Neiden Chapel | |
Fullname: | Neiden kapell |
Coordinates: | 69.7019°N 29.3884°W |
Location: | Sør-Varanger, Finnmark |
Country: | Norway |
Denomination: | Church of Norway |
Churchmanship: | Evangelical Lutheran |
Diocese: | Nord-Hålogaland |
Deanery: | Varanger prosti |
Parish: | Sør-Varanger |
Status: | Parish church |
Functional Status: | Active |
Founded Date: | 1902 |
Consecrated Date: | 13 July 1902 |
Architect: | Karl Norum |
Architectural Type: | Long church |
Style: | Dragestil |
Materials: | Wood |
Capacity: | 155 |
Neiden Chapel (Norwegian: Neiden kapell) is a parish church of the Church of Norway in Sør-Varanger Municipality in Finnmark county, Norway. It is located in the village of Neiden. It is one of the churches for the Sør-Varanger parish which is part of the Varanger prosti (deanery) in the Diocese of Nord-Hålogaland. The red and white, wooden church was built in a long church format in the style called dragestil in 1902 by the architect Karl Norum. The church seats about 155 people.[1] [2]

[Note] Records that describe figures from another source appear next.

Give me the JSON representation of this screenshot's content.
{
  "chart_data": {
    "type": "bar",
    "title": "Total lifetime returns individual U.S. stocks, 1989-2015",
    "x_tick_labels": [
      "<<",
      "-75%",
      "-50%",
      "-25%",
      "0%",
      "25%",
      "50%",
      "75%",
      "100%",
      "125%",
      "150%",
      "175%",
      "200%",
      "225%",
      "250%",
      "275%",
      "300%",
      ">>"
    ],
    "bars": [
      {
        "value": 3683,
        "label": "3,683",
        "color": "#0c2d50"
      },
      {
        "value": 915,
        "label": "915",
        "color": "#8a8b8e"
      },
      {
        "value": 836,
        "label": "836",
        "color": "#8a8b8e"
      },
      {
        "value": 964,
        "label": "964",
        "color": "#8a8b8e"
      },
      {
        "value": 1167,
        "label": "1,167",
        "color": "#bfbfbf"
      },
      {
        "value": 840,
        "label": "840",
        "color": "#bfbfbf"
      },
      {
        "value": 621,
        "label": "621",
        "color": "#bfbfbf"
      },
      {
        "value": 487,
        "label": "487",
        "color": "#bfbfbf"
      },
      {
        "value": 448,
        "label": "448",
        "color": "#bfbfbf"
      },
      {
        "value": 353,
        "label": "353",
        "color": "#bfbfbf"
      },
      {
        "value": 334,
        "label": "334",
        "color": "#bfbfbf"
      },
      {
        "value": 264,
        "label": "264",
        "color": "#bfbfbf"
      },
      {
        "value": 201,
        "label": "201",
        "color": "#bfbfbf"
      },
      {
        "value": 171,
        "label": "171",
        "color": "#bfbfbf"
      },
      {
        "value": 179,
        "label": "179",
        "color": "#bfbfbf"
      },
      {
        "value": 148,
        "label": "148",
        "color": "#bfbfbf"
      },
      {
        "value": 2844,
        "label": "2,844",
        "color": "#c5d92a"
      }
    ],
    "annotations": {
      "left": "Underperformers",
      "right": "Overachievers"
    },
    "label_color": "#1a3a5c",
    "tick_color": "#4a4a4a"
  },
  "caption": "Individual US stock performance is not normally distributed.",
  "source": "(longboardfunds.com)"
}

In 1898, many farmers in Neiden made a request to the Ministry of Church and Education to have a church and a cemetery built in Neiden. Only four years later, the church was finished. The residents' desire to have a church coincided with the government's desire to secure the border from Finnish-Russian expansion, and a Norwegian church near the border would help. Architect Karl Norum was very keen on old Norwegian stave churches, and he created a dragestil building that would be an expression of Norwegian culture and national cohesion in a border area. The chapel had 155 seats and it cost at that time. The chapel was consecrated on 13 July 1902.[3]
There is also a Russian Orthodox chapel located nearby in Neiden, built in the 16th century as a part of Russian Christianisation of the Skolt samis who were the inhabitants of the area at that time.